A finite-element method is proposed for simulating the propagation of discrete fractures resulting from fluid injection within a heterogeneous media. The method only allows new fracture surfaces to nucleate at the inter-element faces of a random mesh. The potential crack paths within the random mesh are viewed as instances of realizable crack paths within a random field representation of the continuum material. Mesh convergence of fracture simulations is viewed in a weak, or distributional sense. The explicit facet representation of fractures within this approach is advantageous for modeling coupled fluid-flow within the evolving fracture network. Flow within the fractures is modeled using Reynold’s lubrication approximation. Within the flow solution the fractures are represented as two-dimensional surfaces with a spatially varying aperture. This fluid-structure coupling has been applied in both the dynamic regime using explicit time stepping and in the quasi-static regime using a dynamic relaxation method. Applications of interest for this coupled multi-physics model include carbon sequestration, engineered geothermal systems, and hydraulic fracturing. For carbon sequestration, this modeling approach is being used to improve our understanding of potential leakage scenarios through the caprock and possible mitigation strategies.

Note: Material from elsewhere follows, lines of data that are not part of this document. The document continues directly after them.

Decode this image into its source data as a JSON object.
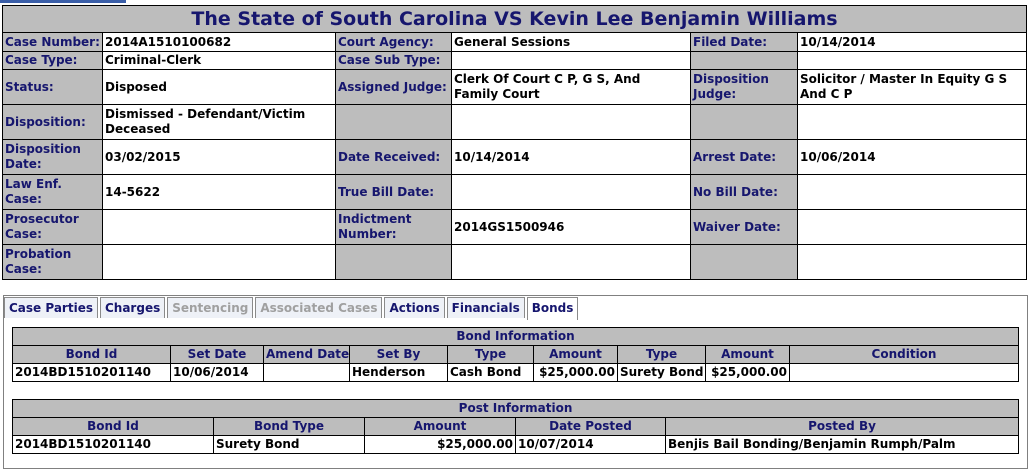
{
  "case": {
    "title": "The State of South Carolina VS Kevin Lee Benjamin Williams",
    "case_number_label": "Case Number:",
    "case_number": "2014A1510100682",
    "court_agency_label": "Court Agency:",
    "court_agency": "General Sessions",
    "filed_date_label": "Filed Date:",
    "filed_date": "10/14/2014",
    "case_type_label": "Case Type:",
    "case_type": "Criminal-Clerk",
    "case_sub_type_label": "Case Sub Type:",
    "status_label": "Status:",
    "status": "Disposed",
    "assigned_judge_label": "Assigned Judge:",
    "assigned_judge": "Clerk Of Court C P, G S, And Family Court",
    "disposition_judge_label": "Disposition Judge:",
    "disposition_judge": "Solicitor / Master In Equity G S And C P",
    "disposition_label": "Disposition:",
    "disposition": "Dismissed - Defendant/Victim Deceased",
    "disposition_date_label": "Disposition Date:",
    "disposition_date": "03/02/2015",
    "date_received_label": "Date Received:",
    "date_received": "10/14/2014",
    "arrest_date_label": "Arrest Date:",
    "arrest_date": "10/06/2014",
    "law_enf_case_label": "Law Enf. Case:",
    "law_enf_case": "14-5622",
    "true_bill_date_label": "True Bill Date:",
    "no_bill_date_label": "No Bill Date:",
    "prosecutor_case_label": "Prosecutor Case:",
    "indictment_number_label": "Indictment Number:",
    "indictment_number": "2014GS1500946",
    "waiver_date_label": "Waiver Date:",
    "probation_case_label": "Probation Case:"
  },
  "tabs": [
    {
      "label": "Case Parties",
      "state": "normal"
    },
    {
      "label": "Charges",
      "state": "normal"
    },
    {
      "label": "Sentencing",
      "state": "disabled"
    },
    {
      "label": "Associated Cases",
      "state": "disabled"
    },
    {
      "label": "Actions",
      "state": "normal"
    },
    {
      "label": "Financials",
      "state": "normal"
    },
    {
      "label": "Bonds",
      "state": "active"
    }
  ],
  "bond_info": {
    "title": "Bond Information",
    "headers": [
      "Bond Id",
      "Set Date",
      "Amend Date",
      "Set By",
      "Type",
      "Amount",
      "Type",
      "Amount",
      "Condition"
    ],
    "rows": [
      [
        "2014BD1510201140",
        "10/06/2014",
        "",
        "Henderson",
        "Cash Bond",
        "$25,000.00",
        "Surety Bond",
        "$25,000.00",
        ""
      ]
    ]
  },
  "post_info": {
    "title": "Post Information",
    "headers": [
      "Bond Id",
      "Bond Type",
      "Amount",
      "Date Posted",
      "Posted By"
    ],
    "rows": [
      [
        "2014BD1510201140",
        "Surety Bond",
        "$25,000.00",
        "10/07/2014",
        "Benjis Bail Bonding/Benjamin Rumph/Palm"
      ]
    ]
  },
  "colors": {
    "label_bg": "#bdbdbd",
    "label_text": "#16166e",
    "border": "#000000"
  }
}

The ability to accurately simulate the initiation and propagation of new fractures as well as the behavior of existing discontinuities such as joints is critically important for a number of geomechanical applications including engineered geothermal systems, compressed air storage, hydraulic fracturing for the stimulation of hydrocarbon reservoirs, nuclear waste storage, and CO2 sequestration. In many of these applications, the flow of fluids within the fractures is the primary interest [1,2]. In this paper we present a computational method that is presently under development for simulating initiation and propagation of discrete fractures, as well as the coupled flow within the fractures.